Bu yazı dizisi, deniz akvaryumculuğuna yeni giriş yapan ve değişiklik yapanlar için, hangi filtre sistemlerinin kullanıldığını ve arasındaki farkların ne olduğunu anlamanıza yardımcı olacaktır. Birçok sistem artık keşfedicisi tarafından öngörüldüğü gibi çalıştırılmamaktadır. Ama her sistemin ne şekilde çalıştığını bilmek eminim ki ilginizi çekecektir.

 

Berlin’de birkaç Akvaryum sever vardı :

Berlin sistemi adından da anlaşılacağı üzerine, Berlin’de arkadaş olan birkaç akvaryum sever tarafından keşfedildi.
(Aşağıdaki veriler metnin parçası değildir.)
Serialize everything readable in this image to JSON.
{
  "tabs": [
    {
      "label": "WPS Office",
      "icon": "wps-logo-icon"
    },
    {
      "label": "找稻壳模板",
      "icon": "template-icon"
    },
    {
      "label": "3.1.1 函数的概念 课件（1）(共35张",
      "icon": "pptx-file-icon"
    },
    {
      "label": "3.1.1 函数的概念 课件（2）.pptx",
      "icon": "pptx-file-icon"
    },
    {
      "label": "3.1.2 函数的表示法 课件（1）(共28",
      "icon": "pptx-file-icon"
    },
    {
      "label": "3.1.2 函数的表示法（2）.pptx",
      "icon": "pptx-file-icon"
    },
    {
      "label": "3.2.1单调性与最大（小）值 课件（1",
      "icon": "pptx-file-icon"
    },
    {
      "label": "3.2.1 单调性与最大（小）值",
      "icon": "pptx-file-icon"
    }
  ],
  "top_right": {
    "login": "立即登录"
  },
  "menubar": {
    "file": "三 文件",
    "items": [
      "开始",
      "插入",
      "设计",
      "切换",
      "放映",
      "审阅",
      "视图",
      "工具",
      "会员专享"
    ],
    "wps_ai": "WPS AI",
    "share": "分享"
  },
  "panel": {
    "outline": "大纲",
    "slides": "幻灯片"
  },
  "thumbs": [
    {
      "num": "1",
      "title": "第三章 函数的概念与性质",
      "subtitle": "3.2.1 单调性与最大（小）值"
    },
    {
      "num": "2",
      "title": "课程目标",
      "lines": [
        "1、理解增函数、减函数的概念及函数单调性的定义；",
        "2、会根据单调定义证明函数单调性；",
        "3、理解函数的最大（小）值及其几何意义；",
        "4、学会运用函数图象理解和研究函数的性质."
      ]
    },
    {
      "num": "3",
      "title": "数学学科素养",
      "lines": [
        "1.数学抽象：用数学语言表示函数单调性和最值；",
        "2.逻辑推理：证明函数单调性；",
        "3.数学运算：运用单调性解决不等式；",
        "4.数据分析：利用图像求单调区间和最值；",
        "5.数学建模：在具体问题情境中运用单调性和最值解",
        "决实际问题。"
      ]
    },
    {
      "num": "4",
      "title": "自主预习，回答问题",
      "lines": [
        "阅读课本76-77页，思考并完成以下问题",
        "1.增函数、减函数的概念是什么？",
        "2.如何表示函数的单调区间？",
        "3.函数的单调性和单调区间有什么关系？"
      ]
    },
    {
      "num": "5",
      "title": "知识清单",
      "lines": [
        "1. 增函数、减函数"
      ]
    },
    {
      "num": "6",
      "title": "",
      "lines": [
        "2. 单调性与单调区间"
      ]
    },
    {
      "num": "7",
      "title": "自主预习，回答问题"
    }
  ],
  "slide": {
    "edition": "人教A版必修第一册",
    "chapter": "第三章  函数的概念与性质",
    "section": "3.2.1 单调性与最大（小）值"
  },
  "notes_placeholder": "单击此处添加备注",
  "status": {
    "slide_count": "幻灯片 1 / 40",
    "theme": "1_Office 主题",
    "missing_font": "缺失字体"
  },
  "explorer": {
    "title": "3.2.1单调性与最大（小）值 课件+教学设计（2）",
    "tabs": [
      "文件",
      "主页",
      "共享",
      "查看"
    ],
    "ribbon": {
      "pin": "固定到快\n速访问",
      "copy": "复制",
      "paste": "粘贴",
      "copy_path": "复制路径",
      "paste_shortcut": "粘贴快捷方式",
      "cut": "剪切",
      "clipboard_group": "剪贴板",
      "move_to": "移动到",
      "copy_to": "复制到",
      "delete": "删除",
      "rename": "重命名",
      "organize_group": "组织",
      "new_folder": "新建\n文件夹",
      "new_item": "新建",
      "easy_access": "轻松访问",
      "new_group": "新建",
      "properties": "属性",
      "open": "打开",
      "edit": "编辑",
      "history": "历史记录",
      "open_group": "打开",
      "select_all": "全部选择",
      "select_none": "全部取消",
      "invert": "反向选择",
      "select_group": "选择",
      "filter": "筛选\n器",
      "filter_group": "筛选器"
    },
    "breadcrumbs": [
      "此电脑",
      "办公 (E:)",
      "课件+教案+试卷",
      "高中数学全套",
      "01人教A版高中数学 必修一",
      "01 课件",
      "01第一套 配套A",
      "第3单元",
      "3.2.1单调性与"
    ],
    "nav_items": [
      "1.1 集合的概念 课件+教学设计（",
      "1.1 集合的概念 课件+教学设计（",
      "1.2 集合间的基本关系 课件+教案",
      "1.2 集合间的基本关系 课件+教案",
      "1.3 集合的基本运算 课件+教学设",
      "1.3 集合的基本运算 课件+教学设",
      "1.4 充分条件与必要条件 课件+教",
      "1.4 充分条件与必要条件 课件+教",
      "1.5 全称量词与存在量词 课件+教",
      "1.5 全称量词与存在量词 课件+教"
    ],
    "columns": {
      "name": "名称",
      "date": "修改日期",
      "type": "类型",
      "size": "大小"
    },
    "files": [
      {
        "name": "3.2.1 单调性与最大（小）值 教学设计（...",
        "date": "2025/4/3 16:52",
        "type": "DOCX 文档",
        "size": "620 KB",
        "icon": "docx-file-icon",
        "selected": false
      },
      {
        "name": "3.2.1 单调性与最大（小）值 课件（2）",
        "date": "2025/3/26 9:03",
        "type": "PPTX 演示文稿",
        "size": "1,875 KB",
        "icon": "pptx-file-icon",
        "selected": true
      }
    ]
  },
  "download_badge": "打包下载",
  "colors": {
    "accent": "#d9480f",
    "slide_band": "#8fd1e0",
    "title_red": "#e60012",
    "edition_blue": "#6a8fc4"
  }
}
Özellikle burada Akvaryum camiasında bilinen ve bu sistemin tanıtan, çaba sarf eden Dietrich Stüber ve Peter Wilkens’in adını belirtmek gerekmektedir. Dietrich Stüber aynı zamanda Almanya’da ilk sert Mercan türlerini beslemiş, Acropora cinsi sert mercanını da ilk üretebilmiş kişi olarak düşünülmektedir. Berlin sistemi, artık dünyada birçok ülkede bilinmekte ve Deniz akvaryumculuğunda en yaygın şekilde uygulanan sistem olmaktadır. Gerçi kullanılan bu sistemde artık birçok sayısız varyasyonu oluşmuştur.  

 

Berlin sisteminden tam olarak ne kastedilmektedir?

Berlin sistemi, kural olarak aşağıdaki parçalardan oluşmaktadır.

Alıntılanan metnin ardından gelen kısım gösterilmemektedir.